Having written some myself, I have come to feel writing a book is to start from nothing and seek to impose order on the creative chaos as you write it in order eventually to get to a finish which the reader finds enjoyable and worth their valuable time. How you get to that last reader point is entirely up to you as the writer. As I have said before, I would never try to tell anyone “how” to write. You have to write your tales as you deem fit.

The only suggestion I do offer is from my own experience: it is best first to be a reader – possibly for years – before you try to write for publication. Read, read, read, read, read. Because through reading others we see how others write, discover what we like, what we do not like, and begin to form a sense of how we ourselves might write.

Clicking around, you may also find yourself encountering writing stuff that causes you to shake your head in disbelief. For example, this author is well-regarded by many – although I admit I have never read a thing he has written; his tales do not appeal to me – and is much-quoted on Instagram. I had stumbled on this from him shared from some unnamed Instagrammer:

[Neil Gaiman, quoted on Instagram.]

One of the slides has this example of his “wisdom” (with encirclings here being mine):

[Neil Gaiman, quoted on Instagram.]

I did a double take at that last sentence: “They don’t teach you anything worth knowing” in school. That is “wisdom?” Assuming for the sake of argument that quote is accurate (a bit of an “if” on the net, I know), one wonders, for example, where did he happen to learn to write and to read? Wikipedia states he could read at age 4 – which sounds impressive (since that is before formal schooling starts) until you realize if they are encouraged most children start to become literate by age 3-4. (I can vaguely recall “reading” at age 4, too.) Chances are that like many he had benefited from a reading start at home, sure, but that he learned to read properly mostly thanks to attending school.

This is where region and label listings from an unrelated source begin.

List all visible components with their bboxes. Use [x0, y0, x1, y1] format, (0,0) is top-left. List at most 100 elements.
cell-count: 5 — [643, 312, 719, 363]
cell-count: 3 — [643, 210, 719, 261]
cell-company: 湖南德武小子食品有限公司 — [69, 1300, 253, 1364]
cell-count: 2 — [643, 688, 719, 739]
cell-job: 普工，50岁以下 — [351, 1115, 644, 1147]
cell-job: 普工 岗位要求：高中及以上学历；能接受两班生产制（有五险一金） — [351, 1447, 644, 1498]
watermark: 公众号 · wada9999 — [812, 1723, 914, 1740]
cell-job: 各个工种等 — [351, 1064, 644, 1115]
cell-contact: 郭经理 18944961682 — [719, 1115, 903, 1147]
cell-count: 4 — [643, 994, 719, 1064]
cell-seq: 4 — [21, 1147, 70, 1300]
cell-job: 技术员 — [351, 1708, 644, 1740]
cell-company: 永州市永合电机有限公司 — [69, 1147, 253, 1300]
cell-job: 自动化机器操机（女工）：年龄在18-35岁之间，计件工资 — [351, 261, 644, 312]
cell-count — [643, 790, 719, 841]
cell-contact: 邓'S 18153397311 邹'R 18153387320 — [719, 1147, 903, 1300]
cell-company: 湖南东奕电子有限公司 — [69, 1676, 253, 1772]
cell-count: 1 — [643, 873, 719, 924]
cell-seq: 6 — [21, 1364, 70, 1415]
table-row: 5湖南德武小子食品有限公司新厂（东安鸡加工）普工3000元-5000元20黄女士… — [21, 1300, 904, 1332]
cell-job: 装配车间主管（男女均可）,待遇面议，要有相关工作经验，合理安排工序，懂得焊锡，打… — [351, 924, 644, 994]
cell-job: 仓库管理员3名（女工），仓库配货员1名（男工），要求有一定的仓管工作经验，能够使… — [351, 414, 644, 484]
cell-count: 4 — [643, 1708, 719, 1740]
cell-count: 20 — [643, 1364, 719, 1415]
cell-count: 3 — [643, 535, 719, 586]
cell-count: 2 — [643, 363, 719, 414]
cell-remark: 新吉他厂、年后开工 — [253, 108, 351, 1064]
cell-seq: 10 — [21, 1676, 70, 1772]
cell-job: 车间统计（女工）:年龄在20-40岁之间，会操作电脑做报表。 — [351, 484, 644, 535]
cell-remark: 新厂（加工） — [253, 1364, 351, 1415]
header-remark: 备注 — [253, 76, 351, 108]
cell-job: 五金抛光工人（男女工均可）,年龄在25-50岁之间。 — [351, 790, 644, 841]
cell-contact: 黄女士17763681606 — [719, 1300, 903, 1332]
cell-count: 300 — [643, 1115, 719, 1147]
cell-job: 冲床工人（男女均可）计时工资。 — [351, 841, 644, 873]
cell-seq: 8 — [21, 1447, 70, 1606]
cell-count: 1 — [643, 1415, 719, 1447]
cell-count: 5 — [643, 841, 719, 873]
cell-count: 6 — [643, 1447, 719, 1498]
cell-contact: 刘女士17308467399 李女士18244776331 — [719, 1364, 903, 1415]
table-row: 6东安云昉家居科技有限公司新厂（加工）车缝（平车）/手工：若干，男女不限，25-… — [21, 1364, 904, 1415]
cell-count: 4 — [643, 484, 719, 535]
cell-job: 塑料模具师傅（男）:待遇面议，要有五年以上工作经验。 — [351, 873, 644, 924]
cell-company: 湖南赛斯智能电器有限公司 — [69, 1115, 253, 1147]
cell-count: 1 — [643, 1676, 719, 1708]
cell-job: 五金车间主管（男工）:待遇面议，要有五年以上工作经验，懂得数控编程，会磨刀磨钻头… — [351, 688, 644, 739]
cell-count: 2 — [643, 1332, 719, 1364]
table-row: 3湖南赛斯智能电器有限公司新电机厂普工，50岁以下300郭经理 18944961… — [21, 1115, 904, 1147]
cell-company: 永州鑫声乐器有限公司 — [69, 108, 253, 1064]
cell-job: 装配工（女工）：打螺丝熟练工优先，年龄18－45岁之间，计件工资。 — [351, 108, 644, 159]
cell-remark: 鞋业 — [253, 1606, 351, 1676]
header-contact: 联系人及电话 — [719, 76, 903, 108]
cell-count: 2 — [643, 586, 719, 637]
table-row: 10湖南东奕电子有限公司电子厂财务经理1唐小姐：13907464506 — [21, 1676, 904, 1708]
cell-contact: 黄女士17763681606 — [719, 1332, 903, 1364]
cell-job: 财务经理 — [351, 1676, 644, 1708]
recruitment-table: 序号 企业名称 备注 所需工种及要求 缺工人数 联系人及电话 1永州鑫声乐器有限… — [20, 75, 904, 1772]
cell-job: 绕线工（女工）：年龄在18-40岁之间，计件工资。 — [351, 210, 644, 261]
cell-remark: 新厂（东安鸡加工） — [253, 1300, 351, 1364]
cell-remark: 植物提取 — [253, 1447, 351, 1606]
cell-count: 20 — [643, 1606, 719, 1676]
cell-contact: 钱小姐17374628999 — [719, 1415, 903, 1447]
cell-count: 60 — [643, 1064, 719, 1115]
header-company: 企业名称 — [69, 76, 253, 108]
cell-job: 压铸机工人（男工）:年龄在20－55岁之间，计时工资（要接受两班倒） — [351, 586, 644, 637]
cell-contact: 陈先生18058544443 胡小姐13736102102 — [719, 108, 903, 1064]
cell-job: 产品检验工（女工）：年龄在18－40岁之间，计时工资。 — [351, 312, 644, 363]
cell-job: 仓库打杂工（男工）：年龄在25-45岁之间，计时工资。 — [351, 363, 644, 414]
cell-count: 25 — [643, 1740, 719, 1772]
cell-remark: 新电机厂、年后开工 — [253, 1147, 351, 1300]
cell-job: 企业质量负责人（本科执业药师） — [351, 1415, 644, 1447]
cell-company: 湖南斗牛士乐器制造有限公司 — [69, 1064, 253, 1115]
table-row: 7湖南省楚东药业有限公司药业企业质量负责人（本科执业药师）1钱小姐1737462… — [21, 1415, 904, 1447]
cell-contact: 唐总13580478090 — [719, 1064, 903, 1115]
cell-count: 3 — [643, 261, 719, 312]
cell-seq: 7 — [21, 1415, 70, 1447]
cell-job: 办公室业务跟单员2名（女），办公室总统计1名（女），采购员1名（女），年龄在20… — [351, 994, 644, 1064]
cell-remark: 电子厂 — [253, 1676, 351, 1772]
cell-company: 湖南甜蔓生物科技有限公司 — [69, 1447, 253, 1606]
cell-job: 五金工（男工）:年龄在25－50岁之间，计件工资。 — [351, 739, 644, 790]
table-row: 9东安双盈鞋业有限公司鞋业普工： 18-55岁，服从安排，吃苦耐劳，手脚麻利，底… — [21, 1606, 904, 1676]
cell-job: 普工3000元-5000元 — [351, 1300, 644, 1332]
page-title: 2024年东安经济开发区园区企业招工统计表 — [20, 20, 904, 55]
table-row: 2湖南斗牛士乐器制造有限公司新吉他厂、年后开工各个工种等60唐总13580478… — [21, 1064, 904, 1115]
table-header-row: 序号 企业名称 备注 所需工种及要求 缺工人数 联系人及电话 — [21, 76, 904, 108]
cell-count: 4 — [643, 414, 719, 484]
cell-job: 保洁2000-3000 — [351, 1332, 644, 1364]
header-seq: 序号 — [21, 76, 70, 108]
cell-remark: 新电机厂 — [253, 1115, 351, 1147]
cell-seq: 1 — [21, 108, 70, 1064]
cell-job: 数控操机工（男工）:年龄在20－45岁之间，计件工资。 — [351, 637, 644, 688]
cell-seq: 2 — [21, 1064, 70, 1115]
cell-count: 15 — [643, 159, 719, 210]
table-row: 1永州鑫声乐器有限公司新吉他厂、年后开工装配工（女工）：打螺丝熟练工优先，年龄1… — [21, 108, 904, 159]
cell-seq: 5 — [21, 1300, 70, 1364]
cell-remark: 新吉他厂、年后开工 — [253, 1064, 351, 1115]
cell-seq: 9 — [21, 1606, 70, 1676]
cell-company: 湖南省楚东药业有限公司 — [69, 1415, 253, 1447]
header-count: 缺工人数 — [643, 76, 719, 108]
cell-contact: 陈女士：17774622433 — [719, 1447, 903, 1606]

I was a university history and politics lecturer for nearly a decade. I can tell you that prior to the creation of widespread state education in the mid-late-1800s in the U.S., many were barely literate, and even illiterate, by today’s standards. Here in Great Britain, the reality was much the same.

White American men in 1790 in New England, a region which long had had many village schools – for 5-13 year old boys in particular – were among the most literate in the world; but in comparison white American men in the South, a much more rural region which had no public education, were much less likely to be able to read and to write as well as their northern counterparts. Overall, though, because of some public education especially in the North, it is now estimated that about 70 percent of white American men could read and write to an extent in “1776.” On the other hand, just 40 percent of men in Great Britain and only some 30 percent of men in France – neither of which then had widespread state education – could read and write.

[Photo by Max Fischer on]

So even glibly to assert schools “don’t teach you anything worth knowing” has to rate as one of the more shockingly stupid observations I have ever read coming from an author (and especially a well thought of one, no less) and I don’t give a damn how many awards he has been handed, how many books he has sold, and how many have been adapted for the screen.

On the whole, always be careful in accepting authoring “wisdom” shared on social media.